Leonardo da Vinci: The Nature of Invention

“The virtues of grasses, stones, and trees do not exist because humans know them.… Grasses are noble in themselves without the aid of human languages or letters.”

Leonardo da Vinci

Leonardo da Vinci 7

In 1952, in celebration of the 500th anniversary of his birth, a number of researchers and engineers began a project to interpret the manuscripts of Leonardo da Vinci (1452-1519) and turn his many sketches and ideas into actual machines. While many of the sketches were never meant to be realised in a concrete form, and many others are incomplete fragments, the result of this work produced an absolutely fabulous range of exhibits which explore the workings of the world’s greatest artist-scientists – Leonardo da Vinci.

Photo: Simon Robinson

Photo: Simon Robinson

I was therefore lucky to be able to visit the exhibition here in São Paulo which has come to Brazil and Latin America for the first time, opening last November and running until May 10th at na Galeria de Arte do Sesi-SP, no Centro Cultural Fiesp – Ruth Cardoso (Sesi-SP Art Gallery, FIESP – Ruth Cardoso Cultural Centre).

Photo: Simon Robinson

Photo: Simon Robinson

I was lucky some years ago to see an exhibition of da Vinci’s sketchbooks in London. This exhibition though is a brilliant walk through the mind of one of the world’s greatest minds and souls, and its magic for me is in the manner in which you are taken from sketch to working machine, demonstrating the attention to detail that da Vinci applied first in the observation of nature, then in his detailing of the workings of nature, not to control it but to understand it.

Photo: Simon Robinson

Photo: Simon Robinson

As we learn in the exhibition, da Vinci believed that “the uttermost sophistication could be found in simplicity, and that form and function, movement and life, and curiosity and invention all have an intimate relationship”. His imagination would lead him to the conception of machines from all walks of life that would not become fully realised until decades and even centuries after his death.

Photo: Simon Robinson

Photo: Simon Robinson

This is an exhibition for all ages, and rewards those with the time to study, watch and interact with the many working prototypes and models, many of which have been created for visitors both young and old to play and interact with.

Photo: Simon Robinson

Photo: Simon Robinson

The exhibition is divided into seven different themes: Preparing for war; Drawing from living organisms; Imagining flight; Enhancing manufacturing; and Unifying wisdom which connects history, emotion, knowledge, education and culture.

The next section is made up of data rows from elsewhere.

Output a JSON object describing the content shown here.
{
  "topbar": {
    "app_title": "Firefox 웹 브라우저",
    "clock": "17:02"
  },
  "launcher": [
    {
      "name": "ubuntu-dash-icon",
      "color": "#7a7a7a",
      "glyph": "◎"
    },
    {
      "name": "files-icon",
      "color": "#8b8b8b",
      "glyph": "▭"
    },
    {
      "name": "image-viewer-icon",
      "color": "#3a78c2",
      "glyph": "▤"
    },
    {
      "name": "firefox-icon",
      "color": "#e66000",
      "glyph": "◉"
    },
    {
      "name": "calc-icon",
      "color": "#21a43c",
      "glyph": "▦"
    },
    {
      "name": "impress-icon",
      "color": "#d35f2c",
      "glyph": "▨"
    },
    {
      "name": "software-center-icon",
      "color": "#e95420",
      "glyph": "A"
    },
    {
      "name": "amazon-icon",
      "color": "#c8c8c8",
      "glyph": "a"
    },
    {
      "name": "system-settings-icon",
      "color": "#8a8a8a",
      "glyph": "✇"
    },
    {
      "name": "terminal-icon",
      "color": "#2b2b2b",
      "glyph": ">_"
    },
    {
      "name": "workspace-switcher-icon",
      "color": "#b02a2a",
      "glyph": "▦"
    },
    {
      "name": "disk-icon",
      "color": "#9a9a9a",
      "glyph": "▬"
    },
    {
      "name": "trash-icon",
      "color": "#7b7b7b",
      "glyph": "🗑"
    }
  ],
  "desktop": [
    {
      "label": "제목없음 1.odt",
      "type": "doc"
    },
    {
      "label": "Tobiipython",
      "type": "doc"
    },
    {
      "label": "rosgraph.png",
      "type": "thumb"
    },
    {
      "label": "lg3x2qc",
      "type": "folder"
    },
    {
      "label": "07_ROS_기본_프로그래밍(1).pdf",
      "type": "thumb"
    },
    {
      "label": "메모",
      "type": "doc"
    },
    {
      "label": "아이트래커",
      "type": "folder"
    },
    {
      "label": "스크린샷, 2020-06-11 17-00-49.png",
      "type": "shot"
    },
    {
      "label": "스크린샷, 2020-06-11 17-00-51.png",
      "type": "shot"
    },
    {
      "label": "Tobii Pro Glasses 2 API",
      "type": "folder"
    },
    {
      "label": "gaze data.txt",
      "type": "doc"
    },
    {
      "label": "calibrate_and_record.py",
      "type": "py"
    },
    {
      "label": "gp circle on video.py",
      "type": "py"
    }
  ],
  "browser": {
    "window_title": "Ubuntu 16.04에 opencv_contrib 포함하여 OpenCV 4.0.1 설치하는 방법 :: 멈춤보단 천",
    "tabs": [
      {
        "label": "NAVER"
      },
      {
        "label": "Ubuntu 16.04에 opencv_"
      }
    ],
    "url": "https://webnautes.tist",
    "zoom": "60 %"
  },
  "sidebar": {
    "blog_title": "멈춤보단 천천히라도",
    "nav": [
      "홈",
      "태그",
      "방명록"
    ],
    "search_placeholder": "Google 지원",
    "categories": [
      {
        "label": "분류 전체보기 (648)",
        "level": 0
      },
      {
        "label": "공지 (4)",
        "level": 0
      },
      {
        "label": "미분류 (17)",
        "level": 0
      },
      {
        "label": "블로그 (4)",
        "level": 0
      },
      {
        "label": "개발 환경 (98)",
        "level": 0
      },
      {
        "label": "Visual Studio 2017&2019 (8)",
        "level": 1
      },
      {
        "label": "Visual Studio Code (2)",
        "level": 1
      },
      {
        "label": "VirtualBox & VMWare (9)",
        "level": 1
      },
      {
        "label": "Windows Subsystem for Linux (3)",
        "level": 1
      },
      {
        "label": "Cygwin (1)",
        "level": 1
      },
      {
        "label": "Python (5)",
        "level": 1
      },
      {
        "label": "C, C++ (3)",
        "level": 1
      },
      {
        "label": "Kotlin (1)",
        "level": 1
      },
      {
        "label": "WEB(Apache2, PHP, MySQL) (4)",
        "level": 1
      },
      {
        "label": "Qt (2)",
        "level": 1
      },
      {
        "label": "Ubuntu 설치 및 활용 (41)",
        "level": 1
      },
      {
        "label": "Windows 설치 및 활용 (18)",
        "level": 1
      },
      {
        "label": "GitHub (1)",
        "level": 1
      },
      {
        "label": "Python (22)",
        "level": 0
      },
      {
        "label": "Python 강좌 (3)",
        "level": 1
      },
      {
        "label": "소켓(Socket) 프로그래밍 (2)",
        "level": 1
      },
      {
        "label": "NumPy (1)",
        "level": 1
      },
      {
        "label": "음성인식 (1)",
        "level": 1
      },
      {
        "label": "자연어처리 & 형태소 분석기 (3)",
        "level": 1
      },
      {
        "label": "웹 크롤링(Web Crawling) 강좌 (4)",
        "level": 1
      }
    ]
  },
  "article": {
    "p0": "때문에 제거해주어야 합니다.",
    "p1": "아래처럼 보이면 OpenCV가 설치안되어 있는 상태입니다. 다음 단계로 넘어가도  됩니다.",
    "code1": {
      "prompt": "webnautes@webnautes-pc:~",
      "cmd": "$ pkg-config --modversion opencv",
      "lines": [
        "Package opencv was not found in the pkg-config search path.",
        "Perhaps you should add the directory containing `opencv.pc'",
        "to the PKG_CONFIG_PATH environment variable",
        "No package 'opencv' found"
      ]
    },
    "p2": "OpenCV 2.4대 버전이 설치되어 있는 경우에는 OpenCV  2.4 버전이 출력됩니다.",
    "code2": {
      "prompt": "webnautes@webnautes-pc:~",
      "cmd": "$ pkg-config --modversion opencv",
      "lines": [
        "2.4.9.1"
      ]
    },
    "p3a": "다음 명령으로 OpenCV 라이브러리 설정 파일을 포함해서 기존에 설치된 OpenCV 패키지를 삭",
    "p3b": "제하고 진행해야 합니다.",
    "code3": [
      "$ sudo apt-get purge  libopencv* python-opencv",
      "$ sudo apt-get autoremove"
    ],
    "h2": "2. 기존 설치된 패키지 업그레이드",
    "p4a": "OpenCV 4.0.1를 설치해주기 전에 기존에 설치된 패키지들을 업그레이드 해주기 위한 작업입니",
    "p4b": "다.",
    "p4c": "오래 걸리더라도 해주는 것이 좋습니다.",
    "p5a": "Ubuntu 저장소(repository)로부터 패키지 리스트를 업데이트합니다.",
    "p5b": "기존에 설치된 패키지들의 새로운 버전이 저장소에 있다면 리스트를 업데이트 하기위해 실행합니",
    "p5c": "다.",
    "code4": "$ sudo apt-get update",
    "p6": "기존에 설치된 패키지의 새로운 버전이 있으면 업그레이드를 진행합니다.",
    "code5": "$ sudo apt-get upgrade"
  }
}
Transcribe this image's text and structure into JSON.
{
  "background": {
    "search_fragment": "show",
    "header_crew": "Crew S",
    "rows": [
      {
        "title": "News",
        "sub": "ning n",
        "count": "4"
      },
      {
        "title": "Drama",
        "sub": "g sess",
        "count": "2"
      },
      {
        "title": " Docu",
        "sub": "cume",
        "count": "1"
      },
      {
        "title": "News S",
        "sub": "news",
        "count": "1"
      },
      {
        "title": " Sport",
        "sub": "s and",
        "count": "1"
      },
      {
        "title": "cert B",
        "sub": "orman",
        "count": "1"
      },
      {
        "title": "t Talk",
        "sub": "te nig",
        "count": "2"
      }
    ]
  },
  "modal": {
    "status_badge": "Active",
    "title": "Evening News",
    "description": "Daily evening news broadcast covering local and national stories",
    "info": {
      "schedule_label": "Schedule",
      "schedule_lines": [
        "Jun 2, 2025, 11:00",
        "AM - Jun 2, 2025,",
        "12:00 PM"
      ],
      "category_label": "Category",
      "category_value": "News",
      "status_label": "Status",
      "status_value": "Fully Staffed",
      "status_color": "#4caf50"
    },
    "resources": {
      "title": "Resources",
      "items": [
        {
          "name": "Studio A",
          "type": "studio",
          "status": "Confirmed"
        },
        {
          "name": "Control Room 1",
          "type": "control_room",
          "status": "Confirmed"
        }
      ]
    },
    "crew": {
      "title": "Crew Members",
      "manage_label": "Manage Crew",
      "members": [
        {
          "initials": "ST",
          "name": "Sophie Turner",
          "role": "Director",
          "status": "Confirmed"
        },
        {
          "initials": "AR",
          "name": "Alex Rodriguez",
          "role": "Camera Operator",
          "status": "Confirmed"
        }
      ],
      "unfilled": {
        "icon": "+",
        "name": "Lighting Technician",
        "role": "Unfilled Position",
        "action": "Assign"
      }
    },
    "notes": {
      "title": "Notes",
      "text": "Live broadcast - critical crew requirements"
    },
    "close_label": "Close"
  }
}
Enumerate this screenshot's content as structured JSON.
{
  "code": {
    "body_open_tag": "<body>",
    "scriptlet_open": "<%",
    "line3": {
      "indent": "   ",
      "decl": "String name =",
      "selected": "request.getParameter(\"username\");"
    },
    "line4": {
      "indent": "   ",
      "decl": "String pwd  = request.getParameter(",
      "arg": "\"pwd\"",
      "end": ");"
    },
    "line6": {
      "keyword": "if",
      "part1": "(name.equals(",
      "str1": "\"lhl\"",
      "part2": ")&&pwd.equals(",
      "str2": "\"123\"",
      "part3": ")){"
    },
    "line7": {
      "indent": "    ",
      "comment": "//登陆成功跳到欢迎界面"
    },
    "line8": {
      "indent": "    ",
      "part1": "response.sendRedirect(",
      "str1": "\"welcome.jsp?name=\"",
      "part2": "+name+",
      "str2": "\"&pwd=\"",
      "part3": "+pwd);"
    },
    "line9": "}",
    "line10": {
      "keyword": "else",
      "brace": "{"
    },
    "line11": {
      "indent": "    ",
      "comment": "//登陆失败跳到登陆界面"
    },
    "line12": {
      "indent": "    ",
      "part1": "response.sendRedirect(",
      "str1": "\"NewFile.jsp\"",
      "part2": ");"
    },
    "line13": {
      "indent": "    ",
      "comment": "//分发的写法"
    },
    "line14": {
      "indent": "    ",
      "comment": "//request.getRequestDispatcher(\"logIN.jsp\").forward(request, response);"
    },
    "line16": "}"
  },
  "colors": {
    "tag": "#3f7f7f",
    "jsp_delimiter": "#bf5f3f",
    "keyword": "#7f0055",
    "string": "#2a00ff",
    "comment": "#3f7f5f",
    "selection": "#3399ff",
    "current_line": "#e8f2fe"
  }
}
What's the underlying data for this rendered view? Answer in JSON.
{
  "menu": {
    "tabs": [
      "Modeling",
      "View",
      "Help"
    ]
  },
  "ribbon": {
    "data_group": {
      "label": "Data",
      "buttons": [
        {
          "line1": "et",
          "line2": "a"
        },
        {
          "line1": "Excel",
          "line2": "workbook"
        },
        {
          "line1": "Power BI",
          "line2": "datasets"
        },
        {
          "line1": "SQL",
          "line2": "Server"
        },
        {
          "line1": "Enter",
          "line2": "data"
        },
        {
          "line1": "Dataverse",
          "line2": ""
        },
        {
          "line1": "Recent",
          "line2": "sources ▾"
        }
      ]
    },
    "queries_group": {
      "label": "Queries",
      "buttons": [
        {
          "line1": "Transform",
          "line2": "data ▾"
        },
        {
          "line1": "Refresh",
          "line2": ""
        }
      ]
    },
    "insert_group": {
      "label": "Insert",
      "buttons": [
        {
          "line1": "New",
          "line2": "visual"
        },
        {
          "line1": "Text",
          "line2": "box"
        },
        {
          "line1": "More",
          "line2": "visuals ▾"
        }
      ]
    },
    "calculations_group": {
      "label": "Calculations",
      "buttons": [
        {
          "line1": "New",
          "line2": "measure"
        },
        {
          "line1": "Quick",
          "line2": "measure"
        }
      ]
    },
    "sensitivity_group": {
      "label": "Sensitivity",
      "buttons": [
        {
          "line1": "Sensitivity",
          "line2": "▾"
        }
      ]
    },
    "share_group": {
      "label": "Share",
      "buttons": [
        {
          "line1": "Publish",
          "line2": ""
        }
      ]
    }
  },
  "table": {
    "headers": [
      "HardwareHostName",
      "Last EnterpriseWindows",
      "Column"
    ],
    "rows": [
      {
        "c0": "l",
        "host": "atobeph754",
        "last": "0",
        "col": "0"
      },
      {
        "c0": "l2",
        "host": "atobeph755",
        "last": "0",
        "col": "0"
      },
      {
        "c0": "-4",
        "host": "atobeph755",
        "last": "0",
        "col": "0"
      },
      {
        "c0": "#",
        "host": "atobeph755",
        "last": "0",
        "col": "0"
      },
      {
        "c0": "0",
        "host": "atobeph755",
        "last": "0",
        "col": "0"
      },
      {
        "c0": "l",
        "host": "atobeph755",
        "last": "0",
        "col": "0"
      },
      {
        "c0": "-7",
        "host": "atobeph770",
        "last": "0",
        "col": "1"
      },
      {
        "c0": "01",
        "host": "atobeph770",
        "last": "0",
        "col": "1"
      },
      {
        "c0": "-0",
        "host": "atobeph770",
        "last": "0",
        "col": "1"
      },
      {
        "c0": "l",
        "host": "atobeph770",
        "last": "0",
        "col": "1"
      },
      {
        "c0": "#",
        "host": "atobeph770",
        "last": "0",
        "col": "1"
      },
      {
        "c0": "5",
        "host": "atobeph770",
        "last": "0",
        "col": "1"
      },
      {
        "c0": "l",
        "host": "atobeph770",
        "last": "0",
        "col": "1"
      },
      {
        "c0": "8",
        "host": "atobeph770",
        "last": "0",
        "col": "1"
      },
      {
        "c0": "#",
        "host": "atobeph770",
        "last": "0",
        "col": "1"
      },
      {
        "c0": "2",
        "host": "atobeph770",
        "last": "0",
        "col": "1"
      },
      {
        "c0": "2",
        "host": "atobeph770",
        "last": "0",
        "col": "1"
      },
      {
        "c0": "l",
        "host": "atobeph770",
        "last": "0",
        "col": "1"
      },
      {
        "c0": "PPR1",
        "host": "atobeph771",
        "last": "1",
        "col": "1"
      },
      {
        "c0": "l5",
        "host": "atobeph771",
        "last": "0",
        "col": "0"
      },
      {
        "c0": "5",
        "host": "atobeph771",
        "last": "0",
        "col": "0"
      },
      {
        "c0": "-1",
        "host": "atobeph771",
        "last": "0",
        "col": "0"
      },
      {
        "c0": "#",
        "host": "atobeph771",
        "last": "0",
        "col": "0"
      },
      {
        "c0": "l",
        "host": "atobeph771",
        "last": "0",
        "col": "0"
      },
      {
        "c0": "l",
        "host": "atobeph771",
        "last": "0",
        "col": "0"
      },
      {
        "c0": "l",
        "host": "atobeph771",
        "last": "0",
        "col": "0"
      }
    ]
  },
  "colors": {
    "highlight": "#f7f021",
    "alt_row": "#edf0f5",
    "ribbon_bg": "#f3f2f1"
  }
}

According to the curator of the exhibition, Claudio Giorgione, “the works reveal how nature inspired Leonardo in his creations“.

Photo: Simon Robinson

Photo: Simon Robinson

Fritjof Capra spent many years studying the works of Leonardo Da Vinci, and developed his thesis is that the science of Leonardo da Vinci is a science of living forms, radically different from the mechanistic science of Galileo, Descartes, and Newton that emerged 200 years later. This was remarkable, since in a talk Fritjof explains that:

Until recently the nature of life was defined by biologists only in terms of cells and molecules, to which Leonardo, living two centuries before the invention of the microscope, had no access. But today, a new systemic understanding of life is emerging at the forefront of science — an understanding in terms of metabolic processes and their patterns of organization; and those are precisely the phenomena which Leonardo explored throughout his life, both in the macrocosm of the Earth and in the microcosm of the human body.

Source: New Lessons from Leonardo

What we come to realise in this exhibition is that the unique synthesis of art, science, and technology, which da Vinci developed and practised is not only extremely interesting in its conception but also very relevant to our time. Frijof says that:

As we recognize that our sciences and technologies have become increasingly narrow in their focus, unable to understand our multi-faceted problems from an interdisciplinary perspective, and dominated by corporations more interested in financial rewards than in the well-being of humanity, we urgently need a science that honors and respects the unity of all life, recognizes the fundamental interdependence of all natural phenomena, and reconnects us with the living Earth. What we need today is exactly the kind of science Leonardo da Vinci anticipated and outlined 500 years ago.

Source: Learning from Leonardo

Fritjof expands on this thinking in this talk he gave at Schumacher College in 2011.

Learning from LeaonardoIf you are in São Paulo and have an opportunity, I can strongly recommend a visit to this exhibition. I think that at this moment in time the crowds have calmed down a little, and since the exhibition is highly interactive, now would be a great time to visit and absorb yourself in this brilliantly conceived project which radically changes our conception of Leonardo, his work, life and achievements.

And for those of you not able to visit, I can highly recommend both Fritjof’s lecture in the video above, and also his books The Science of Leonardo: Inside the Mind of the Great Genius of the Renaissance and Learning from Leonardo: Decoding the Notebooks of a Genius.